Trace Oswald wrote:I use the method as outlined by Paul, and I find that it works great. I didn't think anything was misrepresented in the film. He also didn't make any money from the film, or from the produce from his garden and gives it to people quite freely, so I'm not sure why people think naming it is somehow for profit.
Paul goes into some detail with regards to adding organic matter the first years until the chips breakdown, or you will get some nitrogen tie-up. People say you don't, but that hasn't been my experience. Paul adds soil that has been composted by his chickens to his gardens, but as he says, you don't need to, it will just take longer if you don't. That has been my experience as well. Paul used 18 inches of wood chips alone in his orchard area. The results seem to speak for themselves.
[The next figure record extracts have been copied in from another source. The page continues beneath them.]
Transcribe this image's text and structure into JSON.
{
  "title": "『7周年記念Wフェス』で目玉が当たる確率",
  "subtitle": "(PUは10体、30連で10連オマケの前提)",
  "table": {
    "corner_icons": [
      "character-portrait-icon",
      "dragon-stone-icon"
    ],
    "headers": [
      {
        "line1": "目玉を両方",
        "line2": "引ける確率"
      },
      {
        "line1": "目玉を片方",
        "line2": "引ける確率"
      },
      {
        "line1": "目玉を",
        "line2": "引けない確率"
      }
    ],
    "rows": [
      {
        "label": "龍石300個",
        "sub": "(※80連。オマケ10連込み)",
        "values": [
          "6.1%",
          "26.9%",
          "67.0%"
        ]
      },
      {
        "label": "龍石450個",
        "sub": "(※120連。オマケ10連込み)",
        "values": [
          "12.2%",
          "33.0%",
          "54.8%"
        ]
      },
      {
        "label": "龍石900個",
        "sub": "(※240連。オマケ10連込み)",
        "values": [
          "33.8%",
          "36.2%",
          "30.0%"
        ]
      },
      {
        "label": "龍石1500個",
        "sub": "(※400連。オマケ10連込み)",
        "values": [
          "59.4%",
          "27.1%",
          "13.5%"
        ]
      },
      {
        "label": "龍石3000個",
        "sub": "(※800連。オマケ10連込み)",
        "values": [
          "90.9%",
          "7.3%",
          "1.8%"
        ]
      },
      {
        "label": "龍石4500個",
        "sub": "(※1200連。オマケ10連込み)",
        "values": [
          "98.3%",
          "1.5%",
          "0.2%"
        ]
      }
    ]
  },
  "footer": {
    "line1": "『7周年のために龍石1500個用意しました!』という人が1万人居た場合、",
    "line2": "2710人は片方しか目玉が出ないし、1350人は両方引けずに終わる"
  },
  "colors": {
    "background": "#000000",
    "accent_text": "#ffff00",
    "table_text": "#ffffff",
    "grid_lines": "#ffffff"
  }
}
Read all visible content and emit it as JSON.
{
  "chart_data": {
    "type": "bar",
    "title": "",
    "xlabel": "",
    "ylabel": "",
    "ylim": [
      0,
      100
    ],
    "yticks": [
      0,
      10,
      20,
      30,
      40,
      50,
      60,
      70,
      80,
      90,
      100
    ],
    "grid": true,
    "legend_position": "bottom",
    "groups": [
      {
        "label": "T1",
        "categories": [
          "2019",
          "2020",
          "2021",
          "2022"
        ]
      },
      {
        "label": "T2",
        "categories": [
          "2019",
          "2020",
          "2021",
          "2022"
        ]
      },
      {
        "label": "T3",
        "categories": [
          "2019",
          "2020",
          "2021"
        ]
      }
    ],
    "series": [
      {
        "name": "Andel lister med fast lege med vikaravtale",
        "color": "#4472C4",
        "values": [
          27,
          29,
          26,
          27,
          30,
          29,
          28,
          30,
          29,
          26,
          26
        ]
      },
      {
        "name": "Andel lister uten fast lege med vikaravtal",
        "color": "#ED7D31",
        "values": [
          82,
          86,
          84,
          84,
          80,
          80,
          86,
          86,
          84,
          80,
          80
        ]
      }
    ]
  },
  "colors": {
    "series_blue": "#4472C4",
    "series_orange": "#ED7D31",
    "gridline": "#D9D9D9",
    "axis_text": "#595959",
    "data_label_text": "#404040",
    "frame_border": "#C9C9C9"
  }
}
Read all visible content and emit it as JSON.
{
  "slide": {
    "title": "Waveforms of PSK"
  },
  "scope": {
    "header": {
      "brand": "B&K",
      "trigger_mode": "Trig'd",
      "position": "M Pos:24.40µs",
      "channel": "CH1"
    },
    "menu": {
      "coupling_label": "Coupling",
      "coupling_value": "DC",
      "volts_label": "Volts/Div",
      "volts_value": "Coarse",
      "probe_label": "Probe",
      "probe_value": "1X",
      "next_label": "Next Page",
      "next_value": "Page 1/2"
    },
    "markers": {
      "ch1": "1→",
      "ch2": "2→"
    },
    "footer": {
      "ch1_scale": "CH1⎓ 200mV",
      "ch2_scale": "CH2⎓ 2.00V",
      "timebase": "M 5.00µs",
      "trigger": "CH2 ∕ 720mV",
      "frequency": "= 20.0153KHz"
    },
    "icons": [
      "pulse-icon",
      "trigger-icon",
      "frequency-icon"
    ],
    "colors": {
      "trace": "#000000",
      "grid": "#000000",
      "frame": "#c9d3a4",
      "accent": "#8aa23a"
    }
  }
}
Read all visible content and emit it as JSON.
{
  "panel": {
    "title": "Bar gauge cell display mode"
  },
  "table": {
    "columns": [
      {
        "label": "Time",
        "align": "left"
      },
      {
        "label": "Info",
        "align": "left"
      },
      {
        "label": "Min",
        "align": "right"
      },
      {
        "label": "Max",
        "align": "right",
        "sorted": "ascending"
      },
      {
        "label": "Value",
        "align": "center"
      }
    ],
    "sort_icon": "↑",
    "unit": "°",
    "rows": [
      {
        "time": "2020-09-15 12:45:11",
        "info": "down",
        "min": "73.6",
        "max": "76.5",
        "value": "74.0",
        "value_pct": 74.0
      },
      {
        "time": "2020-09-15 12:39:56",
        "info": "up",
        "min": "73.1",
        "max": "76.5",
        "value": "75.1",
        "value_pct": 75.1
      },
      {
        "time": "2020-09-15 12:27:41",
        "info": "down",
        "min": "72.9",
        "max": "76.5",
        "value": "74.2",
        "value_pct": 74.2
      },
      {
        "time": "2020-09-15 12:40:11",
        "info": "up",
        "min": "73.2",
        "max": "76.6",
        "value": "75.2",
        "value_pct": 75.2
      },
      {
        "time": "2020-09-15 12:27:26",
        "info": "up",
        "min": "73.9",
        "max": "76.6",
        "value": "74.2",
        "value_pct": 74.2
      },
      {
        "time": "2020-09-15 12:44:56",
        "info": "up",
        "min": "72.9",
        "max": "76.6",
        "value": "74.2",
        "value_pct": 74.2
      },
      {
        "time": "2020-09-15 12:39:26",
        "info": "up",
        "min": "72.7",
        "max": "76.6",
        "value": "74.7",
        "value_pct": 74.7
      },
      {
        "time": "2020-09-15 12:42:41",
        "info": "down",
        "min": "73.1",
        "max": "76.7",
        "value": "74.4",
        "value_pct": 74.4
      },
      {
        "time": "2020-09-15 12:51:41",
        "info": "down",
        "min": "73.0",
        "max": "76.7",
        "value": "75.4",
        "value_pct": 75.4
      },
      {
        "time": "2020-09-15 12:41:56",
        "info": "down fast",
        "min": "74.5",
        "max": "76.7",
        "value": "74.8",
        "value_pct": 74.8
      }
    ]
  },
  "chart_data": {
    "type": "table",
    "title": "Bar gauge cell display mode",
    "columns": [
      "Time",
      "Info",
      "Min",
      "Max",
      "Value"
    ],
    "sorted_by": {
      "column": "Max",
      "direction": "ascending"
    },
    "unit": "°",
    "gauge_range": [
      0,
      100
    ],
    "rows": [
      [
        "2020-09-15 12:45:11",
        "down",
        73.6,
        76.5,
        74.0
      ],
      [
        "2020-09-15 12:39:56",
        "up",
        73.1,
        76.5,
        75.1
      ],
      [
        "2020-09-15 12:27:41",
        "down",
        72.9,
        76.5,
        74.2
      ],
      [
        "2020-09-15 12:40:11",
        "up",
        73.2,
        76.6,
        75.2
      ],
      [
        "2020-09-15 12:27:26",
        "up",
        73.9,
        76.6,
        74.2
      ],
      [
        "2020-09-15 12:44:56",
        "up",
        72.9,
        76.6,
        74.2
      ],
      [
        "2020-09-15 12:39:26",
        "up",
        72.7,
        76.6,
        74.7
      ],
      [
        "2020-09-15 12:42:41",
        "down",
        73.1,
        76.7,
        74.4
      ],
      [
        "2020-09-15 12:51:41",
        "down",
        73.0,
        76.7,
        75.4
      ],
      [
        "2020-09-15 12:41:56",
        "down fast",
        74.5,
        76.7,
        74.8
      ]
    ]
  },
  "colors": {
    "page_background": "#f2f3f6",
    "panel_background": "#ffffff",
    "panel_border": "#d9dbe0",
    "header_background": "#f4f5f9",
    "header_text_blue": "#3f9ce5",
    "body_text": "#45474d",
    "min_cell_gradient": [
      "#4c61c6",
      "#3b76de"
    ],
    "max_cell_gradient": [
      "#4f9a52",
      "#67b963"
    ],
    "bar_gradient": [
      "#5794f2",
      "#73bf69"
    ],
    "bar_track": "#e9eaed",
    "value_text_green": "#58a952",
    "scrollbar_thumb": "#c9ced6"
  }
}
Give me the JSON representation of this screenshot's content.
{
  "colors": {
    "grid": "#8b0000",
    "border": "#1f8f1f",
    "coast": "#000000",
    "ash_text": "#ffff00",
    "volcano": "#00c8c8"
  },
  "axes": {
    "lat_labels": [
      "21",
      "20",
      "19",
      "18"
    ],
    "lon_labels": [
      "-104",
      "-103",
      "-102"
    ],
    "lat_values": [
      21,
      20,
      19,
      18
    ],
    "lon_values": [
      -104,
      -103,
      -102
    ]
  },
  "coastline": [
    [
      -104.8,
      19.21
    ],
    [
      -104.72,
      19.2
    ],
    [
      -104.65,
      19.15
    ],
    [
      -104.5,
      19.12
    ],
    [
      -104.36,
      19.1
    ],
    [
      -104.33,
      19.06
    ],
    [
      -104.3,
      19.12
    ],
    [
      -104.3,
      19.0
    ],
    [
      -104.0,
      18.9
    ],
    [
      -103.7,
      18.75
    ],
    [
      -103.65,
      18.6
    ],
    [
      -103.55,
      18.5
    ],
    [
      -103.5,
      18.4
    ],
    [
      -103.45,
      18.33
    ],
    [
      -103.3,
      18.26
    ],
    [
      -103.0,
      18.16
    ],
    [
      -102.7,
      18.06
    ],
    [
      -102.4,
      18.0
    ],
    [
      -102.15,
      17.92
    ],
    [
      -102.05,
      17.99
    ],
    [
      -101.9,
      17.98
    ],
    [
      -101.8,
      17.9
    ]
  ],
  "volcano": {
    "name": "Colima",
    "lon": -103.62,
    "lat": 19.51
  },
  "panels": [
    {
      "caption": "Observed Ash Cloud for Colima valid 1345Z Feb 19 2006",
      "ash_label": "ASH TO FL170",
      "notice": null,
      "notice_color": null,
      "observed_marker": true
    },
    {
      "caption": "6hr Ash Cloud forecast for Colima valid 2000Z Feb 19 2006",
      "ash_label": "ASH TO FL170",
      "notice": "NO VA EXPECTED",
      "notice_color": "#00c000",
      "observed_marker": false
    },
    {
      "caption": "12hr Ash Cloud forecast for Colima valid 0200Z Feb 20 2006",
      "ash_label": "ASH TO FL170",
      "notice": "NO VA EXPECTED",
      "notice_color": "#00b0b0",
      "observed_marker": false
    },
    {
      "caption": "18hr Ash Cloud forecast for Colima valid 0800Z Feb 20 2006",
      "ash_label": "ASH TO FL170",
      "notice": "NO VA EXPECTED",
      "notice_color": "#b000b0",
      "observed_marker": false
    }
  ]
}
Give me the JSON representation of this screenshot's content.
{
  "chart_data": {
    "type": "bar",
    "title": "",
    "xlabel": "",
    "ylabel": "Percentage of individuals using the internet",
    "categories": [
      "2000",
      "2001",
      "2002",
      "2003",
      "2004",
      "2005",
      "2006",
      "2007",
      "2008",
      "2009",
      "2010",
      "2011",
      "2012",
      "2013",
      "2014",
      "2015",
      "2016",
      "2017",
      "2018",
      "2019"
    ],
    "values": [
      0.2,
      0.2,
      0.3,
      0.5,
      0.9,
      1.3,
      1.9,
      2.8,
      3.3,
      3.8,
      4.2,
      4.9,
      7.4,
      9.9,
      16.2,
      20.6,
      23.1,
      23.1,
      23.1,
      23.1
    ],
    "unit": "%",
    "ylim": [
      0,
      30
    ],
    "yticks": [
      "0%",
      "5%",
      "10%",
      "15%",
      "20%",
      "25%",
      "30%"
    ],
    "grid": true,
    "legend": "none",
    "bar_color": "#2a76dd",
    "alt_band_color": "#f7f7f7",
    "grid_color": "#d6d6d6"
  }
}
I personally had never heard of gardening with wood chip mulch before the film was made about Paul, so I'm grateful. If I had an unending supply of wood chips as some people do, I would use them on many acres of my land. I don't, so I use wood chips where I can, and cover crops, compost, other mulches when I run out.
Peter Daub wrote:Hi all, I'm several years into deep mulching some gardens - 12 inches deep. .....
As far as the thistle - it keeps coming back because of it's strong root system, often with horizontal runners connecting multiple plants. From what I can see, if it's already in the ground it loves the woodchips. We let ours grow to 2-3 inches high and pulled it. After about 3-4 pulls, it quit and hasn't come back since.
Cris Fellows wrote:Two and a half years ago i covered about half of our 2 city lot garden in at least 12 inches of wood chips. The trees loved it. As I had no idea what I was doing, some of the other plants loved it and some died. Last year we had tons of thistle come up through which is now starting to give way to yellow clover. I did not put down a layer of cardboard or paper. What to do with all this thistle? More chips?